WASHINGTON, DC—A consensus of 43 industry economists and analysts calls for “three more years of fairly stable conditions” for real estate, the Urban Land Institute's Anita Kramer said Wednesday. SVP of the ULI Center for Capital Markets and Real estate, Kramer offered this summation as part of a one-hour webinar presenting the latest edition of the semi-annual ULI Real Estate Consensus Forecast, charting the outlook through 2017.
That outlook calls for steady, sustainable growth, with analysts revising their October 2014 projections upward in all but one indicator, Kramer said. Among the most favorable trends, net job growth is projected at 2.9 million per year, compared to a long-term average of 1.2 million new jobs annually. This will bring the unemployment rate from its present 5.5% down to 5% by the end of '17, according to the forecast. Meanwhile, GDP growth will increase to a sustainable 3% this year and next and 2.8% in '17, albeit not reaching the peak of 3.8% seen in 2004.

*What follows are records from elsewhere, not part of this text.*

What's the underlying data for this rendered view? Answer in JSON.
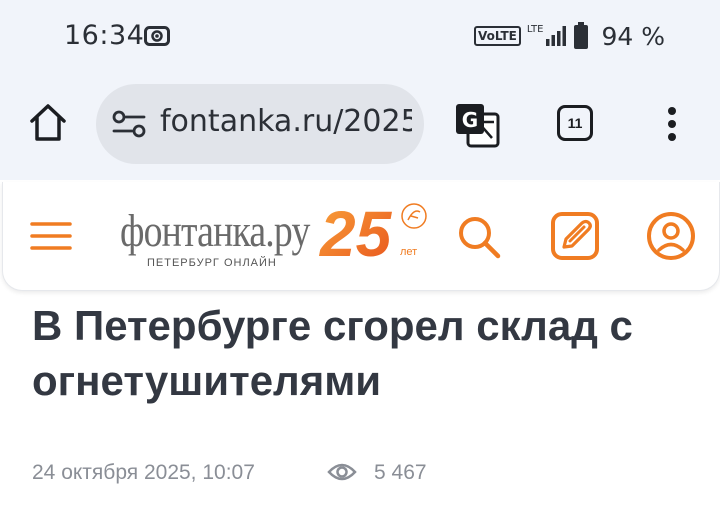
{
  "status_bar": {
    "time": "16:34",
    "volte": "VoLTE",
    "lte": "LTE",
    "battery_percent": "94 %"
  },
  "browser": {
    "url": "fontanka.ru/2025",
    "tab_count": "11"
  },
  "site": {
    "logo_text": "фонтанка.ру",
    "logo_subtitle": "ПЕТЕРБУРГ ОНЛАЙН",
    "anniversary_number": "25",
    "anniversary_suffix": "лет",
    "accent_color": "#f07c22"
  },
  "article": {
    "title": "В Петербурге сгорел склад с огнетушителями",
    "date": "24 октября 2025, 10:07",
    "views": "5 467"
  },
  "icons": [
    "screen-record-icon",
    "signal-icon",
    "battery-icon",
    "home-icon",
    "site-settings-icon",
    "translate-icon",
    "tabs-icon",
    "more-vert-icon",
    "menu-icon",
    "search-icon",
    "edit-icon",
    "profile-icon",
    "eye-icon"
  ]
}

Commercial property sales and pricing both are expected to continue on their present upward course. ULI's consensus calls for domestic investment sales to reach $470 billion this year and $500 billion during both 2016 and '17. Prices as measured by the Moody's/Real Capital Analytics index are projected to rise by an average of 7.6% per year over the next three years. That compares to a long-term average increase of 5.3%.
In terms of real estate performance, the ULI consensus projects the total return rate for core unleveraged properties, as measured by the National Council of Real Estate Investment Fiduciaries, to average 9.9% per year, significantly higher than the expected average yield for US Treasuries. Accordingly, NCREIF returns for individual property sectors are also expected to rise, accompanied by further improvements in the fundamentals for these property types.
The one metric on which ULI's consensus group was less optimistic than they were six months ago was single-family housing starts. Although the consensus estimate released Wednesday still calls for more starts than the single-family sector saw last year, the new projections are for 700,000 starts this year and 815,000 in '16, compared to a projected 800,000 and 912,500, respectively, last October.
Additionally, ULI leader William Maher, director of North American strategy for LaSalle Investment Management in Baltimore, sees some areas of concern. namely the likelihood of higher short-term rates squeezing investment returns and causing an increase in capitalization rates. ULI's consensus calls for the NCREIF cap rate to rise steadily from 5.3% this year to 5.9% by the end of '17, which is “consistent with higher interest rates and borrowing costs,” says Maher..
On balance, however, “almost all US real estate participants would be very pleased if the future unfolded as predicted by the ULI consensus forecast,” Maher says. Webinar attendees evidently agreed, with 72% saying the forecast's level of optimism was “just right.”